Launching Matillion ETL for Delta Lake on AWS
This is a guide to launching an Matillion ETL instance using Delta Lake on AWS.
- This document is part of the Matillion ETL Instance Creation process.
- Matillion ETL uses Databricks Partner Connect to simplify the process of connecting to an existing SQL endpoint or cluster in your Databricks workspace. For full details of using Partner Connect, read Connect to Matillion by using Partner Connect in the Databricks documentation.
To launch and configure Matillion ETL for Delta Lake on AWS using Partner Connect, use the following steps.
Click Continue in AWS and the Amazon EC2 Console opens. The system will have pre-populated an Amazon Machine Image (AMI) with all pre-configured details required to launch the instance. Select the AMI from the list presented, then click Launch instance from AMI at the top-right of the page.
If choosing from a list of AMIs, use only AMIs with "billing" in the instance name and not "byol". A "billing" filter has been pre-set on the list to assist you here. Also note that images aren't necessarily listed in order of recency and care should be taken when selecting the desired version.
- The Launch an instance page opens. This page will be pre-populated with default settings for the instance. The only item you must select here is a valid Key pair, for everything else you can accept the defaults. If you wish to change any default settings before launching, please take the following points into account.
- Number of instances: Leave as default (1), unless you want to launch multiple instances.
- Name and Tags: Click Add additional tags to add any instance tags you require.
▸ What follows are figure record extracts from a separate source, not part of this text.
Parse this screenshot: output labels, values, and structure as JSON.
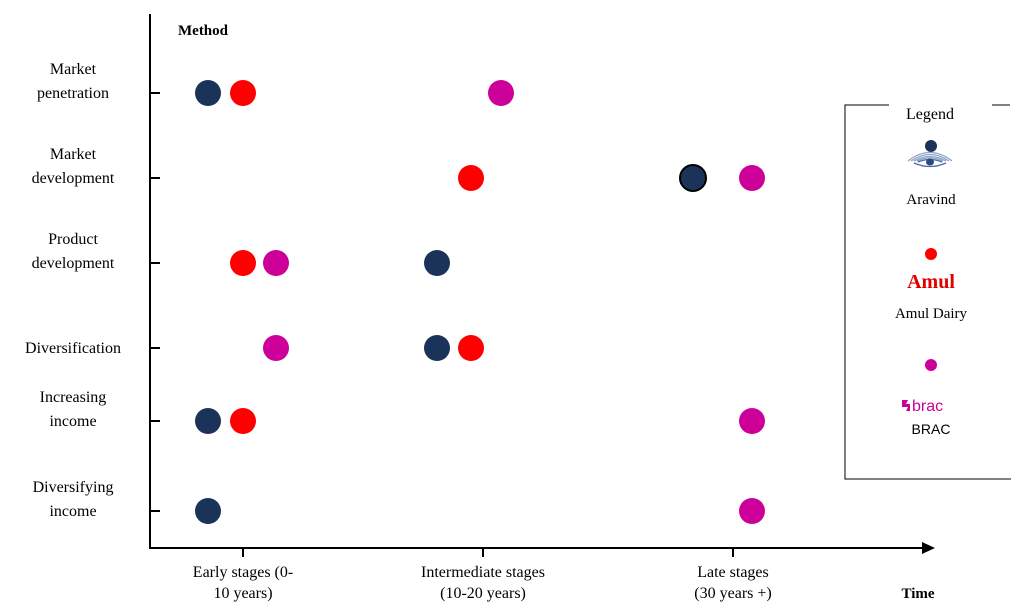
{
  "chart_data": {
    "type": "scatter",
    "ylabel": "Method",
    "xlabel": "Time",
    "y_categories": [
      [
        "Market",
        "penetration"
      ],
      [
        "Market",
        "development"
      ],
      [
        "Product",
        "development"
      ],
      [
        "Diversification"
      ],
      [
        "Increasing",
        "income"
      ],
      [
        "Diversifying",
        "income"
      ]
    ],
    "x_categories": [
      [
        "Early stages (0-",
        "10 years)"
      ],
      [
        "Intermediate stages",
        "(10-20 years)"
      ],
      [
        "Late stages",
        "(30 years +)"
      ]
    ],
    "series": [
      {
        "name": "Aravind",
        "color": "#1b3358",
        "points": [
          {
            "method": "Market penetration",
            "stage": "Early stages (0-10 years)"
          },
          {
            "method": "Market development",
            "stage": "Late stages (30 years +)"
          },
          {
            "method": "Product development",
            "stage": "Intermediate stages (10-20 years)"
          },
          {
            "method": "Diversification",
            "stage": "Intermediate stages (10-20 years)"
          },
          {
            "method": "Increasing income",
            "stage": "Early stages (0-10 years)"
          },
          {
            "method": "Diversifying income",
            "stage": "Early stages (0-10 years)"
          }
        ]
      },
      {
        "name": "Amul Dairy",
        "color": "#ff0000",
        "points": [
          {
            "method": "Market penetration",
            "stage": "Early stages (0-10 years)"
          },
          {
            "method": "Market development",
            "stage": "Intermediate stages (10-20 years)"
          },
          {
            "method": "Product development",
            "stage": "Early stages (0-10 years)"
          },
          {
            "method": "Diversification",
            "stage": "Intermediate stages (10-20 years)"
          },
          {
            "method": "Increasing income",
            "stage": "Early stages (0-10 years)"
          }
        ]
      },
      {
        "name": "BRAC",
        "color": "#cc0099",
        "points": [
          {
            "method": "Market penetration",
            "stage": "Intermediate stages (10-20 years)"
          },
          {
            "method": "Market development",
            "stage": "Late stages (30 years +)"
          },
          {
            "method": "Product development",
            "stage": "Early stages (0-10 years)"
          },
          {
            "method": "Diversification",
            "stage": "Early stages (0-10 years)"
          },
          {
            "method": "Increasing income",
            "stage": "Late stages (30 years +)"
          },
          {
            "method": "Diversifying income",
            "stage": "Late stages (30 years +)"
          }
        ]
      }
    ],
    "legend": {
      "title": "Legend",
      "position": "right",
      "entries": [
        {
          "series": "Aravind",
          "logo": "eye-logo-icon",
          "logo_text": "",
          "label": "Aravind"
        },
        {
          "series": "Amul Dairy",
          "logo": "amul-logo",
          "logo_text": "Amul",
          "label": "Amul Dairy"
        },
        {
          "series": "BRAC",
          "logo": "brac-logo",
          "logo_text": "brac",
          "label": "BRAC"
        }
      ]
    }
  }
}
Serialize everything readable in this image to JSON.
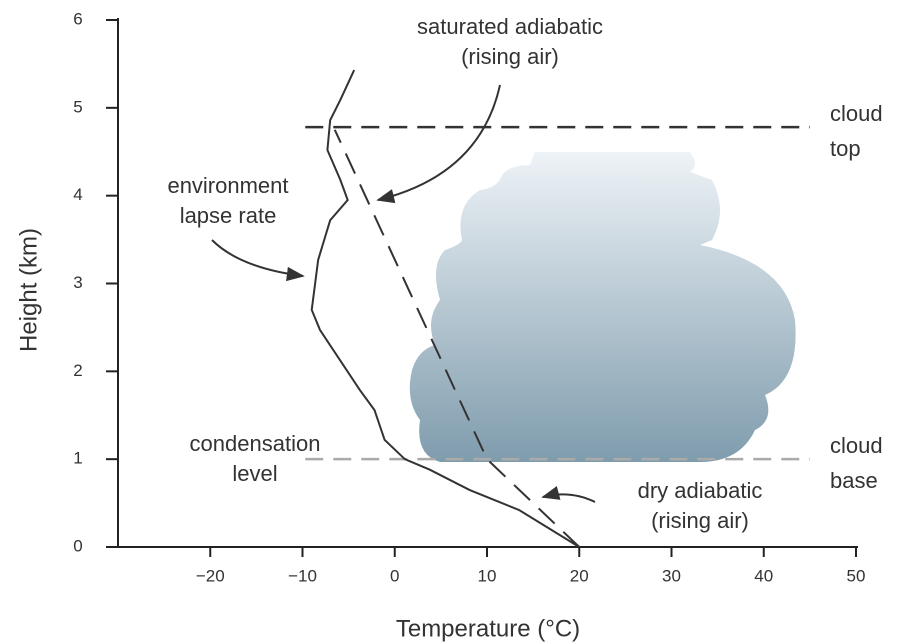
{
  "chart_data": {
    "type": "line",
    "xlabel": "Temperature (°C)",
    "ylabel": "Height (km)",
    "xlim": [
      -30,
      50
    ],
    "ylim": [
      0,
      6
    ],
    "xticks": [
      {
        "value": -20,
        "label": "−20"
      },
      {
        "value": -10,
        "label": "−10"
      },
      0,
      10,
      20,
      30,
      40,
      50
    ],
    "yticks": [
      0,
      1,
      2,
      3,
      4,
      5,
      6
    ],
    "series": [
      {
        "color": "#333333",
        "dashed": false,
        "x": [
          20,
          13.5,
          8.1,
          3.8,
          1.1,
          -1.1,
          -2.2,
          -3.8,
          -8.1,
          -9,
          -8.3,
          -7,
          -5.1,
          -5.9,
          -7.3,
          -7,
          -5.9,
          -4.4
        ],
        "values": [
          0,
          0.42,
          0.65,
          0.88,
          1.0,
          1.22,
          1.56,
          1.79,
          2.47,
          2.7,
          3.27,
          3.72,
          3.95,
          4.18,
          4.52,
          4.86,
          5.09,
          5.43
        ]
      },
      {
        "color": "#333333",
        "dashed": true,
        "x": [
          20,
          10,
          -6.5
        ],
        "values": [
          0,
          1,
          4.75
        ]
      }
    ],
    "hlines": [
      {
        "y": 4.78,
        "xlim": [
          -9.7,
          45
        ],
        "color": "#333333",
        "label": [
          "cloud",
          "top"
        ]
      },
      {
        "y": 1,
        "xlim": [
          -9.7,
          45
        ],
        "color": "#aaaaaa",
        "label": [
          "cloud",
          "base"
        ]
      }
    ],
    "annotations": [
      {
        "lines": [
          "saturated adiabatic",
          "(rising air)"
        ]
      },
      {
        "lines": [
          "environment",
          "lapse rate"
        ]
      },
      {
        "lines": [
          "condensation",
          "level"
        ]
      },
      {
        "lines": [
          "dry adiabatic",
          "(rising air)"
        ]
      }
    ]
  }
}
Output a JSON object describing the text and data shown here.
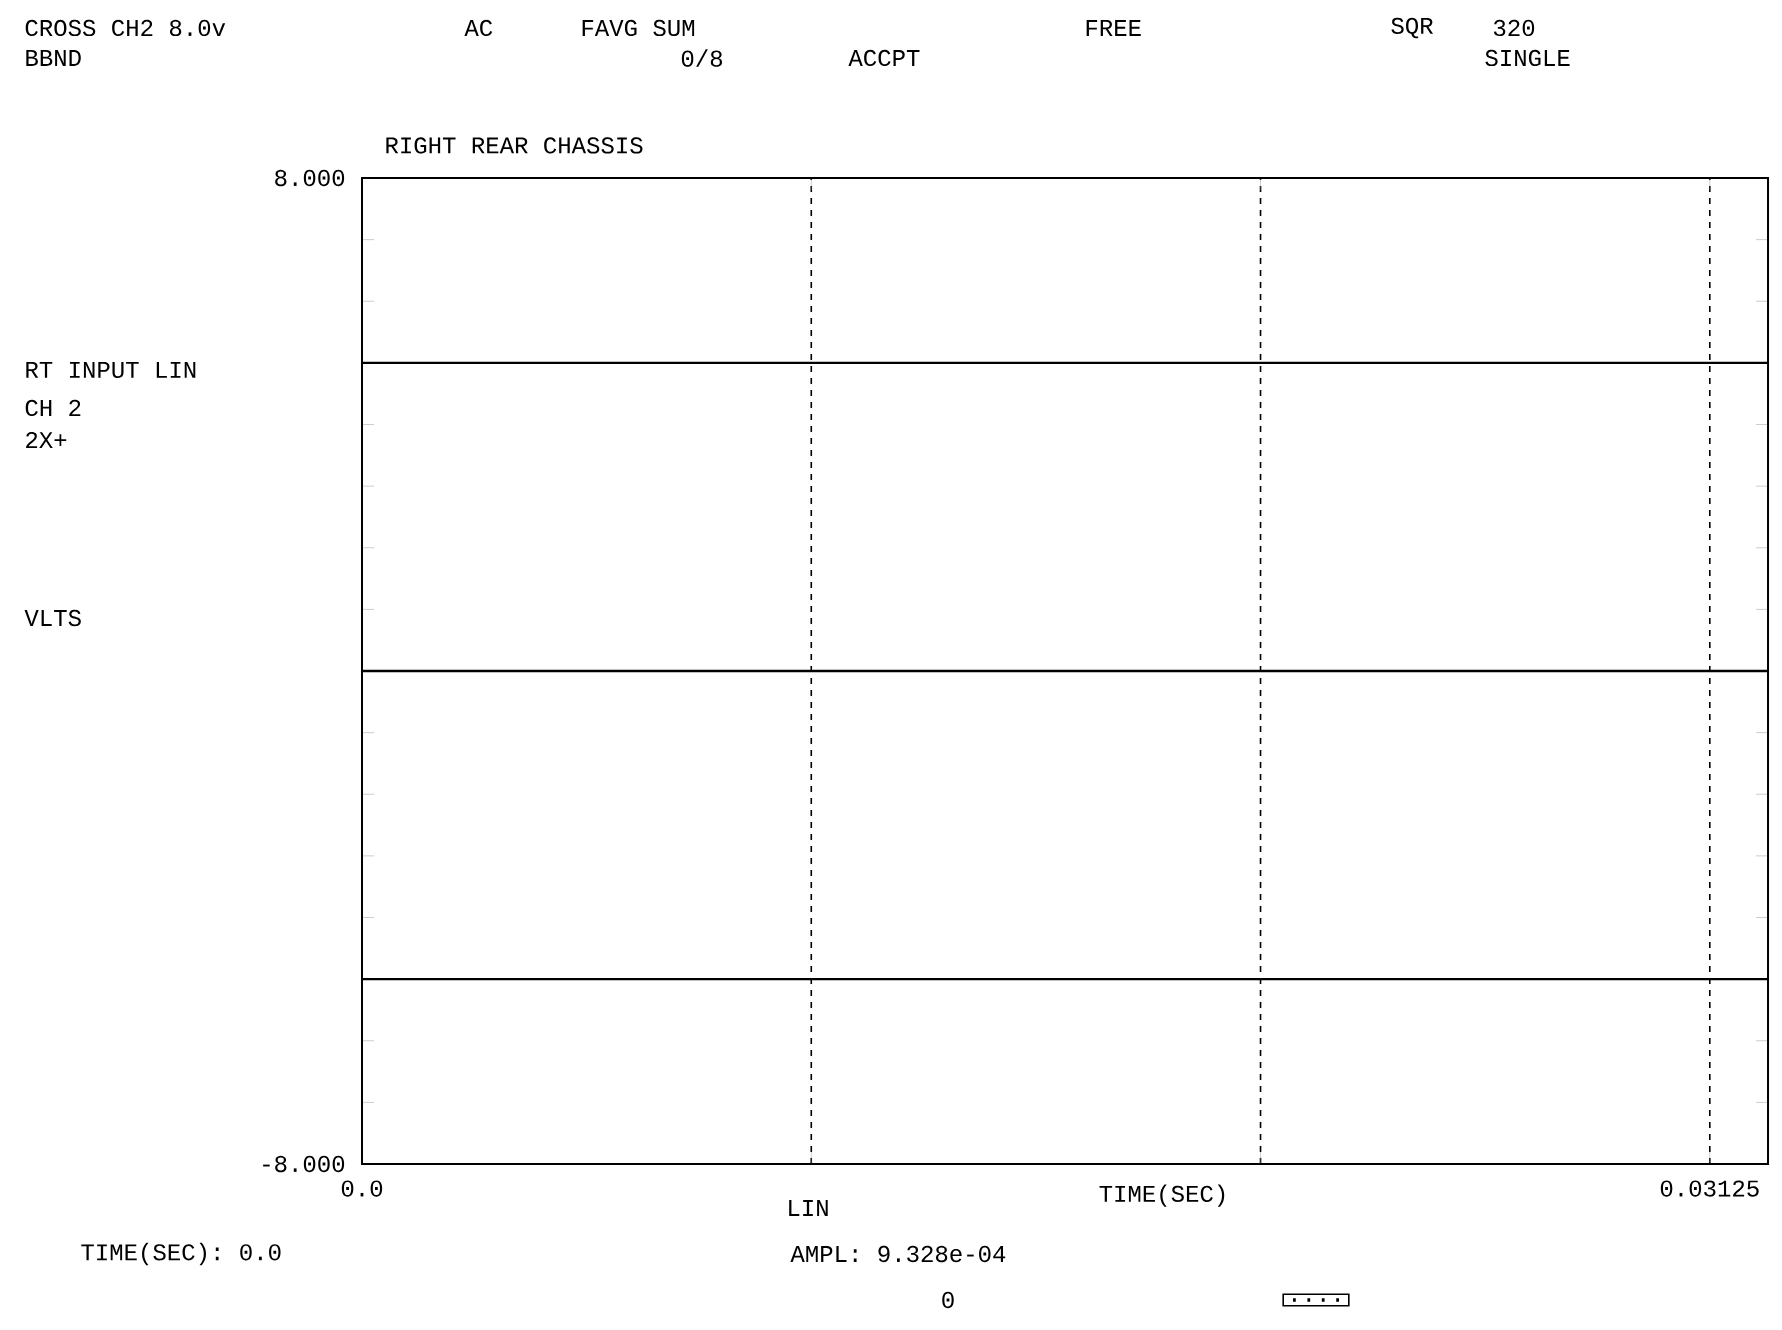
{
  "chart_data": {
    "type": "line",
    "title": "RIGHT REAR CHASSIS",
    "xlabel": "TIME(SEC)",
    "annotations": [
      "CROSS CH2 8.0v",
      "AC",
      "FAVG SUM",
      "FREE",
      "SQR",
      "320",
      "BBND",
      "0/8",
      "ACCPT",
      "SINGLE",
      "RT INPUT LIN",
      "CH 2",
      "2X+",
      "VLTS",
      "LIN",
      "TIME(SEC): 0.0",
      "AMPL: 9.328e-04",
      "0",
      "...."
    ],
    "series": [
      {
        "color": "#000000",
        "x": [
          0,
          0.0326
        ],
        "values": [
          0,
          0
        ]
      }
    ],
    "xlim": [
      0,
      0.0326
    ],
    "xticks": [
      {
        "value": 0,
        "label": "0.0"
      },
      {
        "value": 0.0104167,
        "label": null
      },
      {
        "value": 0.0208333,
        "label": null
      },
      0.03125
    ],
    "ylim": [
      -8,
      8
    ],
    "yticks": [
      {
        "value": -8,
        "label": "-8.000"
      },
      {
        "value": -7,
        "label": null
      },
      {
        "value": -6,
        "label": null
      },
      {
        "value": -5,
        "label": null
      },
      {
        "value": -4,
        "label": null
      },
      {
        "value": -3,
        "label": null
      },
      {
        "value": -2,
        "label": null
      },
      {
        "value": -1,
        "label": null
      },
      {
        "value": 0,
        "label": null
      },
      {
        "value": 1,
        "label": null
      },
      {
        "value": 2,
        "label": null
      },
      {
        "value": 3,
        "label": null
      },
      {
        "value": 4,
        "label": null
      },
      {
        "value": 5,
        "label": null
      },
      {
        "value": 6,
        "label": null
      },
      {
        "value": 7,
        "label": null
      },
      {
        "value": 8,
        "label": "8.000"
      }
    ],
    "ref_lines": [
      {
        "axis": "y",
        "value": 5,
        "color": "#000000"
      },
      {
        "axis": "y",
        "value": -5,
        "color": "#000000"
      }
    ],
    "grid": "x",
    "legend": false,
    "marker": "none",
    "line_style": "solid"
  }
}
- Application and OS Images (Amazon Machine Image): This has been pre-selected, so do not change anything here.
- Instance Type: You can leave this as default, or click the drop-down arrow to choose another supported instance type from the list.
- Key pair (login): Select a valid key pair from the list.
- Network settings: VPC: The zone in which this VPC is located should ideally be the same as your Databricks account (European Databricks accounts should be paired with an EU-based AWS region, for example).
- Network settings: Auto-assign Public IP: This depends on the setup. By default a new VPC won't have VPN connections or NAT Gateways available, so in order for Matillion ETL to connect to the internet and for you to access Matillion ETL this will normally need to be set to Enable.
- Configure storage: Accept the default root volume size.
- Advanced details: Request spot instances: Do not select this option.
- Advanced details: Shutdown behavior: Select Stop.
- Advanced details: Termination protection: Select Enable.
4. Once you have selected a Key pair (the only mandatory item on this page), click Launch instance.
- It may take a few minutes until your launched instances are in a running state.
- Click View Instances to monitor the instance status. Once your instances are in a running state, you can connect to them from the Instances page.
- Log into Matillion ETL with the username ec2-user and the instance ID i-xxxxxxxx (for example i-88ed92c6).